Within five years, they’ve transformed an improbable proposal into a popular policy — one that would address, in part, the slow wage growth American workers are experiencing.

The workers’ movement, called “Fight for $15,” organized strikes and rallies all across the country. But they saw little success until 2016, when California became the first state to hike hourly wages to $15, followed by Massachusetts, New York, and Washington, DC.

Business groups are not happy about the fight for $15. And neither are their Republican allies in Congress. They’ve long pushed back against any effort to raise the wage floor at the federal level, claiming it would destroy small businesses and trigger massive job losses.

It’s getting harder and harder for Republicans to justify their view that free-market capitalism will take care of everyone. Their belief is that when the economy grows and unemployment is low, employers will be forced to raise wages. But even workers who already earn $15 an hour struggle to raise a family, so it’s no wonder that workers who earn less sometimes end up living on the streets.

On top of this, Americans want the government to raise the minimum wage. Poll after poll shows widespread support, even among Republican voters. And a majority of voters want the minimum increased to $15 an hour. That may explain why Thomas Donohue, president of the US Chamber of Commerce, recently toned down his usual criticism of efforts to raise the minimum wage, saying the chamber is “going to listen.”

Even McDonald’s, long criticized by labor activists for paying low wages at franchises, said in March that the company would no longer lobby against minimum wage hikes.

The idea that raising the minimum wage is actually bad for workers is getting harder to support, as a growing body of research discrediting that claim continues to emerge.

What research says about raising the minimum wage

There are few topics US economists have researched more than the impact of raising a minimum wage. Their findings have varied over the past 30 years, but there are two things most mainstream economists now agree on.

First, they agree that raising the minimum wage increases the average income of low-wage workers, lifting many out of poverty (depending on how big the raise is). Second, raising the minimum wage likely causes some job losses.

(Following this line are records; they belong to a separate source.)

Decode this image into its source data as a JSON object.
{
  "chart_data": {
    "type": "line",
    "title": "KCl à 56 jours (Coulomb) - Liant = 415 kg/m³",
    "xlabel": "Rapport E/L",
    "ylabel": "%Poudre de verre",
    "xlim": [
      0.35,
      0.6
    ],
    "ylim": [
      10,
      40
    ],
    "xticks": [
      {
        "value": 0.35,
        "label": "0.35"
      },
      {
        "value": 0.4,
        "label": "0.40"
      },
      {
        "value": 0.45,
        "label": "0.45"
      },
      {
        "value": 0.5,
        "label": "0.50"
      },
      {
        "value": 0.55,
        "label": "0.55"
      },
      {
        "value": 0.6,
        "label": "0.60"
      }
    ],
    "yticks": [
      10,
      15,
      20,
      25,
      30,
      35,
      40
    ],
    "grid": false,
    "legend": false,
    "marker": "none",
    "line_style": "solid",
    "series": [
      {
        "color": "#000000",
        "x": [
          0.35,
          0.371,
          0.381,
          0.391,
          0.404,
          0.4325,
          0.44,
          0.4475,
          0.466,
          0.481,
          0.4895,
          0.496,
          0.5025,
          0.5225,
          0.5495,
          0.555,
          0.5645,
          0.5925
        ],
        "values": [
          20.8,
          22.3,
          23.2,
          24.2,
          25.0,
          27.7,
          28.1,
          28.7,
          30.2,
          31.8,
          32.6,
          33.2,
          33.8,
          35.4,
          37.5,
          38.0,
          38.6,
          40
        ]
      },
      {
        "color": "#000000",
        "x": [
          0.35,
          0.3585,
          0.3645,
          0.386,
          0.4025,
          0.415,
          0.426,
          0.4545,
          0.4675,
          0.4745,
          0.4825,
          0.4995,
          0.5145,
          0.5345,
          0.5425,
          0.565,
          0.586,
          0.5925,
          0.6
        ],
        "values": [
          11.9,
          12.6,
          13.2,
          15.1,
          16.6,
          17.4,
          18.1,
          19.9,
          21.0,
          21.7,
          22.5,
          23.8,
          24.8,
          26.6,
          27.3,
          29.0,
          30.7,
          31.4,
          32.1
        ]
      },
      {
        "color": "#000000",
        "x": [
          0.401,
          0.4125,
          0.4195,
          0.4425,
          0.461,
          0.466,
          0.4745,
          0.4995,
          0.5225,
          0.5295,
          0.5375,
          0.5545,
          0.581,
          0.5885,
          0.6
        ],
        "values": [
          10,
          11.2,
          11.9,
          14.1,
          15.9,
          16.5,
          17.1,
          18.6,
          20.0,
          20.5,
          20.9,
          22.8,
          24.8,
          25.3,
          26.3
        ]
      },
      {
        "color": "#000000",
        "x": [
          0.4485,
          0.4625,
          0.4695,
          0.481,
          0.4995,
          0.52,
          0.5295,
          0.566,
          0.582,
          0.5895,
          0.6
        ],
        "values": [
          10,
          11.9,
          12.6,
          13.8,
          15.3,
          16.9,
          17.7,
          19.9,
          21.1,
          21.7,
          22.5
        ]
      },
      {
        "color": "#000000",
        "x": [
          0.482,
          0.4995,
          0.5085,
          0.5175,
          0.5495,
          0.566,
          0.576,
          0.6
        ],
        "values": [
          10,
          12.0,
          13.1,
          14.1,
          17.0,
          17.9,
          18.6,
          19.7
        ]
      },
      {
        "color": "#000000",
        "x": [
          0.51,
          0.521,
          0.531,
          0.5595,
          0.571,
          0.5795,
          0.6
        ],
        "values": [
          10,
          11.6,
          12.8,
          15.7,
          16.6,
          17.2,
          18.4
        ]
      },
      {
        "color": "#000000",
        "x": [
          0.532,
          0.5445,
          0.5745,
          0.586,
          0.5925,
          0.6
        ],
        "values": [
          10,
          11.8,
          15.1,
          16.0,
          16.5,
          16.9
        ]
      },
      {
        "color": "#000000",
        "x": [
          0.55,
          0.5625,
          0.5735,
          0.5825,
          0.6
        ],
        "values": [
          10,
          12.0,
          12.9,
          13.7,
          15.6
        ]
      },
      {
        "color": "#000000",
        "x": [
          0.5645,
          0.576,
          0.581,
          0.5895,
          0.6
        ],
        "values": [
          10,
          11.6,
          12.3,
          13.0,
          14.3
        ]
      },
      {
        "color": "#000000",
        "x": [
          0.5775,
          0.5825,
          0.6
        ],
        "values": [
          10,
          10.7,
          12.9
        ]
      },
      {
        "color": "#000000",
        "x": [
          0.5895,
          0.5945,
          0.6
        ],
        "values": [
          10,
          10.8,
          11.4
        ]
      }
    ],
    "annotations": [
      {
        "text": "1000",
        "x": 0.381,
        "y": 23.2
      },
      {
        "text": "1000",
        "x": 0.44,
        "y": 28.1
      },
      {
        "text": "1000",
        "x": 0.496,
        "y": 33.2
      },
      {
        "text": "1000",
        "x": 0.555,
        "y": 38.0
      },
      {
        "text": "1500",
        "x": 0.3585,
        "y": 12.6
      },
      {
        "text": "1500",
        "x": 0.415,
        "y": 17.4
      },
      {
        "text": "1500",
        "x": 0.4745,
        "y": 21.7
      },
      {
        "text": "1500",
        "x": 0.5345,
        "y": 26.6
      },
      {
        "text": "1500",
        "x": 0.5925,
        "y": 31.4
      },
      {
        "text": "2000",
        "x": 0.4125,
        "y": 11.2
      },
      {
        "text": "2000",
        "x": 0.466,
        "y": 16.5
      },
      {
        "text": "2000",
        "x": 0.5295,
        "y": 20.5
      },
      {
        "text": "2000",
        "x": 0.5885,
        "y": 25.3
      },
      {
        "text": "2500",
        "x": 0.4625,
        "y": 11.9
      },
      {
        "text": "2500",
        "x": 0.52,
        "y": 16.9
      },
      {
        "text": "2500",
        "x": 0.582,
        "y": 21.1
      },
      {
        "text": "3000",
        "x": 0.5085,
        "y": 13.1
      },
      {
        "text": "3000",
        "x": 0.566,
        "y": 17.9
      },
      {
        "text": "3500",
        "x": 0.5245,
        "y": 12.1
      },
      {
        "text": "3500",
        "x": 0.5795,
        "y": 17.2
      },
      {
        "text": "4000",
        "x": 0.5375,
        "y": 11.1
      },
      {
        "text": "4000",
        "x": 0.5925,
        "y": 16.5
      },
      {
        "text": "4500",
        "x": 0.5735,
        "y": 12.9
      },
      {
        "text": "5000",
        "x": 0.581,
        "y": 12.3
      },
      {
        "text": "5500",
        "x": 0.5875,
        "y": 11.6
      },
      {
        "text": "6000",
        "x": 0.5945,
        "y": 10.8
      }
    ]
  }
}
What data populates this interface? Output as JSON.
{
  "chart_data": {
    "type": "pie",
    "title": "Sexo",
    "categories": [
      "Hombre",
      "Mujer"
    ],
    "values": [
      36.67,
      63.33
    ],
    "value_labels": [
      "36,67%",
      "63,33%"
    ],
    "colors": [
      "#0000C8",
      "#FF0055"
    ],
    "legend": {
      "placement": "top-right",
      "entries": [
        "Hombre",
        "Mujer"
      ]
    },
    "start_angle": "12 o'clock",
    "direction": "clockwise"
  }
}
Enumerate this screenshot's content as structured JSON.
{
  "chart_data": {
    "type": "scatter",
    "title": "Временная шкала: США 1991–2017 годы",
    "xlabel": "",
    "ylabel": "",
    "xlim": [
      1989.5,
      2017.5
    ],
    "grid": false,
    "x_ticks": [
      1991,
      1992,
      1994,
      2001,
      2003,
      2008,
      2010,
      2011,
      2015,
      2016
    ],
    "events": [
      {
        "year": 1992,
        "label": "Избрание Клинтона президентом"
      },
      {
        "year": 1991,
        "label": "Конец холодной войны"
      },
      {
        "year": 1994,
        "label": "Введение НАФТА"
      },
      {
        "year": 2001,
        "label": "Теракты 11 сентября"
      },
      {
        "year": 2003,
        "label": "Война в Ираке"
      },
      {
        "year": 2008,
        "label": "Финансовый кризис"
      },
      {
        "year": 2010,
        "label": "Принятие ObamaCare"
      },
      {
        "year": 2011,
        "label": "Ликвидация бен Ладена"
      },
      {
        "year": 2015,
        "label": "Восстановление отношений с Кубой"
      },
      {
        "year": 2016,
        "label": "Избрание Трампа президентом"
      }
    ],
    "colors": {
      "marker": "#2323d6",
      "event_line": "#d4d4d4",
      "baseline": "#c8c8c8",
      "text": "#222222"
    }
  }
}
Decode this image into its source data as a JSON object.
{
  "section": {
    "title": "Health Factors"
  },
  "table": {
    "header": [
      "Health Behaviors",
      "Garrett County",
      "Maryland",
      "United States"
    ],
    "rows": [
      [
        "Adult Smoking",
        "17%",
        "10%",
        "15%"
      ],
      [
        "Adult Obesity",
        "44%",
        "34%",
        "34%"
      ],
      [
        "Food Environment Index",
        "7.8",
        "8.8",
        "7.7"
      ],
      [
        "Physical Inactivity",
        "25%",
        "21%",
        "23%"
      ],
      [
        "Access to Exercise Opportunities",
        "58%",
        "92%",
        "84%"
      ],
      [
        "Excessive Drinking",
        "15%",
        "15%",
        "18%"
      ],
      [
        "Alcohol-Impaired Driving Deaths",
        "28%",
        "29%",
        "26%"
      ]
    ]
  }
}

The remaining disagreement revolves around how extreme the job cuts would be.

Some research suggests hundreds of thousands of American workers could lose their jobs with a modest increase to the minimum wage. Douglas Holtz-Eakin, an economist at the conservative American Action Forum, has pointed to a 2014 study from the Congressional Budget Office which estimates that a $10.10 federal wage floor could lead to about 500,000 lost jobs because higher labor costs would lead some employers to scale back their staff.

Other research concludes that increasing the minimum wage has an insignificant impact on employment, or none at all.

The best way to evaluate the different conclusions is to analyze all the research findings together — what scientists call a “meta-analysis.” And the most recent ones suggest that the most likely impact on employment is minimal.

For example, a 2016 study by economists at Michigan State University crunched data from 60 research studies on the minimum wage in the United States since 2001. They concluded that a 10 percent increase in the minimum wage would likely reduce employment among low-wage workers from 0.5 percent to 1.2 percent.

Another meta-analysis comes in the form of a new research paper by economists at the University of Massachusetts, University College London, and the Economic Policy Institute. They studied data from 138 cities and states that raised the minimum wage between 1979 and 2016. The conclusion is that low-wage workers received a 7 percent pay bump after a minimum wage law went into effect, but there was little or no change in employment.

In a 2018 working paper, soon to be published in the American Economic Journal: Applied Economics, economist Arindrajit Dube shows that raising the minimum wage significantly reduces the number of families living in poverty. For example, he concludes that a $12 minimum wage in 2017 would have lifted 6.2 million people out of poverty.

This growing body of research has helped lawmakers across the country argue for a $15 minimum wage. Connecticut workers are the latest to win their case.